И она тут же стала потряхивать длинной чёрной кудрявой шерстью.
Вторая молча превратилась в стройную хрустальную вазочку с едва заметной трещинкой, и вазочка очень украсила собой скромную скатерть на столе.
Третья стала цветком царственного вида, правда, без нескольких лепестков.
Они побыли некоторое время в новом обличии, с любопытством поглядывая друг на друга, потом самая умная из них сказала:
– Хватит, много нельзя!
И они снова стали феями.
– А может, нам подумать о чём-нибудь важном? Или о ком-то дорогом? – произнесла одна из фей.
– Я могу думать только о Млечном Пути, сверкающем на зимнем морозном небе! – вскричала вторая.

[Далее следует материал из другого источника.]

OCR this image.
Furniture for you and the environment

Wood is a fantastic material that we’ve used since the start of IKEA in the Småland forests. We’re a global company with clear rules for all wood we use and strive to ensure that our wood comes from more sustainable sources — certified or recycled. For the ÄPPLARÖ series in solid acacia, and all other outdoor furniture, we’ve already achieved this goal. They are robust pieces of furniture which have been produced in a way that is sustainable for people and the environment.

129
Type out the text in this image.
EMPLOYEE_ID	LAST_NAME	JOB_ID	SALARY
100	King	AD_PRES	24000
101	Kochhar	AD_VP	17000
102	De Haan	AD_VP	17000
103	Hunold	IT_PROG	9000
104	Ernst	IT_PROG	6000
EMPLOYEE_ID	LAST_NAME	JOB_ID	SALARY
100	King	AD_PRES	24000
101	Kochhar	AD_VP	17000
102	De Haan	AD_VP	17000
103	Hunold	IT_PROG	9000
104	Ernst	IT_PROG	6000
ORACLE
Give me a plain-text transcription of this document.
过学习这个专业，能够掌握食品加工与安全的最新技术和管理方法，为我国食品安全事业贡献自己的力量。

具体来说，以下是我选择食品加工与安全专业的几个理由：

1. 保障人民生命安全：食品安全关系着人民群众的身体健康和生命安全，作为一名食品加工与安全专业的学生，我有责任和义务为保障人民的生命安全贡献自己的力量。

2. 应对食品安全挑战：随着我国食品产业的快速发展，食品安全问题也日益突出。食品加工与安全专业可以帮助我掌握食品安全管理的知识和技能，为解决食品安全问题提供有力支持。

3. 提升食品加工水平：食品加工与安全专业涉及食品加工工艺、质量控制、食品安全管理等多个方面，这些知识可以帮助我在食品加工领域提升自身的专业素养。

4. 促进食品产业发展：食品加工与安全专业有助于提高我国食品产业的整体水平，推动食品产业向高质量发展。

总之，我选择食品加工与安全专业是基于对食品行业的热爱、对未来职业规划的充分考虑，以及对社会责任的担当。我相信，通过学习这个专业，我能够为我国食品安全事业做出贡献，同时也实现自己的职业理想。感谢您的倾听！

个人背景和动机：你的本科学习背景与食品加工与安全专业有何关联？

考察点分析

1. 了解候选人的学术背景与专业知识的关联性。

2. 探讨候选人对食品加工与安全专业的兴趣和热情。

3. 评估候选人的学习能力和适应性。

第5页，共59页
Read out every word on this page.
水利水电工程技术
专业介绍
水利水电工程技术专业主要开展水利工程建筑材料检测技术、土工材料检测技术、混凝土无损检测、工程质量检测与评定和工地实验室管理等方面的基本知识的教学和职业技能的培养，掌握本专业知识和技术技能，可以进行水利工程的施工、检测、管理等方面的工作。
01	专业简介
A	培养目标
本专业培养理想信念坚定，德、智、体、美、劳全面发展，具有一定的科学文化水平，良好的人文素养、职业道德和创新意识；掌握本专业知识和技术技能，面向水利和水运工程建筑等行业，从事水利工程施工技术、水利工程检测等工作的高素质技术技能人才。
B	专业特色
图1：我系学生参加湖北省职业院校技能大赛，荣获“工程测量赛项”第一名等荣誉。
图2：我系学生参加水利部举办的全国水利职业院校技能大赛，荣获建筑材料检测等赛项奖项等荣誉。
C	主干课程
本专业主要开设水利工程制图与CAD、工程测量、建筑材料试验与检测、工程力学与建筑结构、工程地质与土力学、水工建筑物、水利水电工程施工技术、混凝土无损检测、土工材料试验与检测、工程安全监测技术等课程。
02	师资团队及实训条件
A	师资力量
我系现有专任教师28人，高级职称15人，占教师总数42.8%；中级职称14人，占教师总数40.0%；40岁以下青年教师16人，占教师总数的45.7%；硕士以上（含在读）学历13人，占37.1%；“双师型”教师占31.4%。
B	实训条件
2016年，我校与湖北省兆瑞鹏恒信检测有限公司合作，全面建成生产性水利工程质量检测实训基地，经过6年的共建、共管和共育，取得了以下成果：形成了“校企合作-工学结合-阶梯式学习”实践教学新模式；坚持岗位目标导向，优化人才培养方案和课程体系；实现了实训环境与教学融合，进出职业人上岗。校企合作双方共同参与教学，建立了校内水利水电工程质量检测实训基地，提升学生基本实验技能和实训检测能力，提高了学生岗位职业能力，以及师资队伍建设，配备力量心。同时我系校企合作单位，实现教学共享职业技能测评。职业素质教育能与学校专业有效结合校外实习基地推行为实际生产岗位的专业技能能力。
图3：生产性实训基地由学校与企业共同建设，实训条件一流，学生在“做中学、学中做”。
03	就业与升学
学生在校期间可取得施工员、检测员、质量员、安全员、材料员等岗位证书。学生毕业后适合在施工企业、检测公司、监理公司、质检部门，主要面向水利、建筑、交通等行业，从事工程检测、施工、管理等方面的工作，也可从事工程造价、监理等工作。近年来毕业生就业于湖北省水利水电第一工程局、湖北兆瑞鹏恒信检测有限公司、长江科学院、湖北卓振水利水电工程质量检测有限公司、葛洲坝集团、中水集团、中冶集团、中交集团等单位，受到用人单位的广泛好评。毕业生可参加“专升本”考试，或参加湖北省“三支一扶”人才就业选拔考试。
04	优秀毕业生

– А я о никому неизвестной мушмуле, цветущей в горах! – сказала третья.
– А я вот, действительно, могу подумать о ком-то дорогом, – сказала первая.
– Не забывай, дорогая, что все, о ком мы можем подумать, – просто люди, они слепые, и, значит, они нам не ровня! – назидательно сказала третья.
– Да! – с важностью подтвердила третья.
– Но ведь в каком-то смысле мы тоже люди! – запротестовала одна из них. – Я, например, всё время думаю, что будет с нашими детьми!
– И с племянницами! – вздохнула вторая.
– И с теми, кто родится от них! – сказала третья.
Все трое опять уставились друг на друга.
– Что будет, то будет! – сказала самая умная из них. – Мы не можем прожить за них их жизнь! Пусть проживут так, как смогут! Как сумеют!
– Но, может, помолиться за них? – робко спросила первая из них.
– Молись, если веришь, что тебя услышат! – сказала самая суровая.
И они опять замолчали. Может, они и молились, кто знает!